Muttahida Majlis-i-Amal (MMA) lawmaker Abdul Rasheed has lashed out at the Aurat March which was held across Pakistani cities on March 8, saying he would complain to police to have a case registered against the organisers of the event which he alleged disrespected women and was in violation of Islamic principles.
Addressing a session of the Sindh Assembly on Tuesday, the MPA mainly targeted the Aurat (Women's) March which took place at the Frere Hall in Karachi.
He requested the Sindh government's support in registering a first information report (FIR) against the march's organisers, saying he hoped the provincial government would cooperate with him "on the basis of the ideology and laws of Pakistan".
Women in large numbers, as well as men, had participated in last week's Aurat March held across the country to mark International Women’s Day.

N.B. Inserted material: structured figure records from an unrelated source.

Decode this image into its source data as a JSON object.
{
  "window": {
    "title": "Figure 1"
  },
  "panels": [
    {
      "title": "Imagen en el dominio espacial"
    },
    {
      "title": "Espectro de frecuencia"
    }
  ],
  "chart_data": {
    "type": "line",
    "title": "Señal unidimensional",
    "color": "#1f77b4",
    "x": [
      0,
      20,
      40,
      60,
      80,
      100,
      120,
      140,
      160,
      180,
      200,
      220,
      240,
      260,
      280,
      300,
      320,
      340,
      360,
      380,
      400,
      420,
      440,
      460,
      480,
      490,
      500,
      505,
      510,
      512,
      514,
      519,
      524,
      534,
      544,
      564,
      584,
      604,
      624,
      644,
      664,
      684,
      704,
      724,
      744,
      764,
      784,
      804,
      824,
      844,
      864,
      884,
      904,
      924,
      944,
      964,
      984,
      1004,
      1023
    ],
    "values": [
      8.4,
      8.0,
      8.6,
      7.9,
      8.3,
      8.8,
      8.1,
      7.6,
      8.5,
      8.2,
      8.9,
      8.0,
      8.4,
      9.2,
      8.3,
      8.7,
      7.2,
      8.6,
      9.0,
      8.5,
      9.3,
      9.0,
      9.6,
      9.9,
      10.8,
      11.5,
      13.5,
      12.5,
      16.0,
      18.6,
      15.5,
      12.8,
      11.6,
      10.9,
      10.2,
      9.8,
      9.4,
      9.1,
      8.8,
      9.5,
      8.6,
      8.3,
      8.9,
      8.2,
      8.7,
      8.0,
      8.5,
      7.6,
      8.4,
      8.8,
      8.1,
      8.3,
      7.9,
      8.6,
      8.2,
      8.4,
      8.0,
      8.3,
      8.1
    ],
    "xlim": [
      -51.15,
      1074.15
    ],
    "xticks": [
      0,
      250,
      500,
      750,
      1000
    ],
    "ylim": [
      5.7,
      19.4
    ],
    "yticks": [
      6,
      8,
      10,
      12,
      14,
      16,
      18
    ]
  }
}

The first such march took place in Karachi in 2018; this year, the rally was extended to more cities including Lahore, Multan, Faisalabad, Larkana and Hyderabad.
Rasheed claimed that while everyone in the Sindh Assembly knew about and understood the "sanctity of women" as well the roles assigned to them by nature and Islam, in Pakistan women were continually being disrespected.
He said the March 8 event mocked women.
"The placards held by women at the march carried such shameful slogans that a man would be embarrassed just by reading them," the MMA lawmaker claimed.
He noted that one such slogan was 'my body, my choice' and went on to say that a person, in fact, doesn't have authority over any part of their body.
"A person doesn't choose to whiten their hair or take the breaths of life," he said, adding that everyone was the property of God who has attached certain boundaries with every life.
He then turned his guns towards the ruling Pakistan Tehreek-i-Insaf (PTI). He said although the party had come into power by chanting slogans of creating a welfare state like Madinah, an incident that took place on New Year's Eve last year did not reflect that promise.
"For the first time in Pakistan's history, shameful acts were committed at Karachi's Seaview on December 31 and people had undressed and wrapped their bodies with the flags of the federal government," he claimed. Dawn.com could not independently verify if such an incident took place.
Rasheed said if the family system of Muslims did not last, no one's politics or culture would last in the country. "None of us are ready to enjoy the idea of our mothers and daughters coming out on the streets," he added.
Returning to his tirade against the Aurat March, he said if such events were ignored, they would continue and "things will go beyond boundaries".
Addressing the house and the Sindh chief minister, he said there was no space for such things in the narrative of Pakistan.
"So who gives permission for such activities in the city," he asked. "Why isn't action taken? Why aren't FIRs registered against them?"
Assembly speaker Agha Siraj Durrani interjected and said he didn't think it was the government that gave permission but the minister in-charge was in the assembly who would find out and check the matter.
Rasheed said a woman maintains relations as a mother, a daughter, a sister and then as a wife through Islamic instructions.
"This is our family system," he said, adding that while the progress, education, health and needs of women should be talked about, they should not be "brought out into the streets to be disgraced".